Samantha Darrach

Meet Samantha Darrach. She lives with Chron’s disease.

Samantha started to get sick in her last year of university. She woke up one night with a lot of stomach pain and ended up in the hospital. She was in and out of the hospital and was eventually referred to a specialist. From there, they performed a colonoscopy along with a few other tests and diagnosed Samantha with Crohn’s disease.

In May 2010, Samantha got married. “Luckily, I had a good week. Got married no problem, but a couple weeks later, the flare-ups started to get worse.” In October that same year, Samantha found herself in the hospital again—this time with a perforated bowel. After one emergency surgery, five days later, the bowel perforated again. “I went in for a second surgery. I was twenty-three at the time—a newlywed—and when I woke up, I had an ileostomy. It was pretty devastating at the time.”
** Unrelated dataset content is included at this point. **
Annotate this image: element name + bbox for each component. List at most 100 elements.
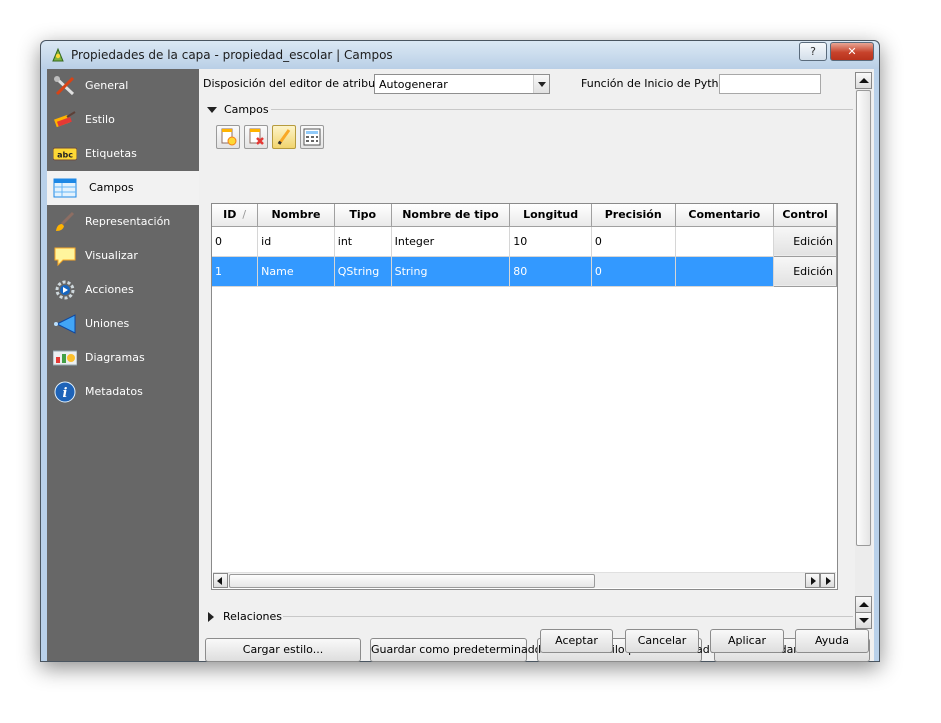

“I am in remission, but in my mind this disease (Crohn’s) is still very new. What we need to find out is what happens in a person’s body when you get this disease: is it hereditary? [Funds] for research are so important.”

samantha darrach

A few months later, Samantha found out she was expecting. Things went well and healthy “baby Kirkland” came into the world. They discovered scar tissue on Samantha’s bowel and since the surgery to remove it, she has been living ostomy-free and her Crohn’s has been in remission thanks to her medicine.

Samantha knows firsthand how important research funding is to further advance both the treatment and understanding of Crohn’s and colitis.

“The medicine that is helping me is only six years old. Fifty years ago, twenty years ago, I might not have been here,” she says. “I am living proof that donating to HealthPartners works.”